Seventy-six years after the liberation of the Philippines, the US Ambassador has honoured 29 Filipino war veterans with congressional gold medals.

Speaking at a ceremony at the Philippine Military Academy today (Saturday, October 27), Ambassador Sung Kim said: “The congressional gold medal is given to the Filipino war veterans in recognition of their dedicated service, and selfless sacrifice during the war.



“This declaration is awarded to an individual or unit who performed outstanding deed or act of service to the security, prosperity, and national interest of the United States.” 

The medal presentations were witnessed by the proud families of the veterans, as well as hundreds of academy cadets and serving soldiers.


The ambassador added that the congressional gold medal was the highest expression of national appreciation that could be bestowed by the US Congress.

The shared experience of fighting the Japanese during World War Two and defeating a post-war communist rebellion had cemented the “special relationship” between the two countries, Kim said.


congressional gold medals
Corporal Cato Pulac, who turned 100 years old in March, was one of the recipients of the congressional gold medal today.
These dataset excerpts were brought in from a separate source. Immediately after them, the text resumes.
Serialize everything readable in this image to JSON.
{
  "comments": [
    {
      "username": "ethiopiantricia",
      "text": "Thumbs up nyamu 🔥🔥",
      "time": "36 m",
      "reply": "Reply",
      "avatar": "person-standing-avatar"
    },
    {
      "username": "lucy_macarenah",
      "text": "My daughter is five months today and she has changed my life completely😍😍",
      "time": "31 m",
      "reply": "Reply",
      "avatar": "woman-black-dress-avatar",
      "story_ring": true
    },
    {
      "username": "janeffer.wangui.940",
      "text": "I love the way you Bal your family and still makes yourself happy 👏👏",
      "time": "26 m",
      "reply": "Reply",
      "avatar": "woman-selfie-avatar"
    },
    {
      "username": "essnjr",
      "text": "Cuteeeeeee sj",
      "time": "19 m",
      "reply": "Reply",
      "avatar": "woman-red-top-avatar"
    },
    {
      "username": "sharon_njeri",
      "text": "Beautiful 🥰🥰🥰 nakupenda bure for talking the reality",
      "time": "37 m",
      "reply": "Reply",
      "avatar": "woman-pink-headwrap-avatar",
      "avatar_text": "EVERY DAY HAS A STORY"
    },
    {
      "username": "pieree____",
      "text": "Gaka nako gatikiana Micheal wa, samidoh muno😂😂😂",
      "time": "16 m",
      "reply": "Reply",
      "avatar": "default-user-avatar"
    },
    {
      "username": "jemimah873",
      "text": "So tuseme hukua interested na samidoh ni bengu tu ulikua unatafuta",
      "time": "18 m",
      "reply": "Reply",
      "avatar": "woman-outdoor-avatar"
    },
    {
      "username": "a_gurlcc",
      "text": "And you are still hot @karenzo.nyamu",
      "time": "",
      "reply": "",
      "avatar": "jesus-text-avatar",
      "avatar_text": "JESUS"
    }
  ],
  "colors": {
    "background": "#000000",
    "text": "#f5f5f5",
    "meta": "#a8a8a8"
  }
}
Picture by Pamela Mariz Geminiano.


Santiago Busa Jr, a Filipino-American graduate from West Point and a PMA professor of Internal Relations, said it was important to remember how the two countries had fought side by side.

“Americans and Filipinos shall be taught about the sacrifice of both nations, which the medal symbolises that is proof of the involvement of the Filipinos in World War Two,” he said.

Busa was part of a lobby group that went to Washington to urge the passage of Public Act 114-265, entitled “Filipino Veterans of World War II Congressional Gold Medal Act 0f 2016”.

Even if the award was given 76 years after the war ended, Busa said “now they feel that they are being appreciated after all these years.”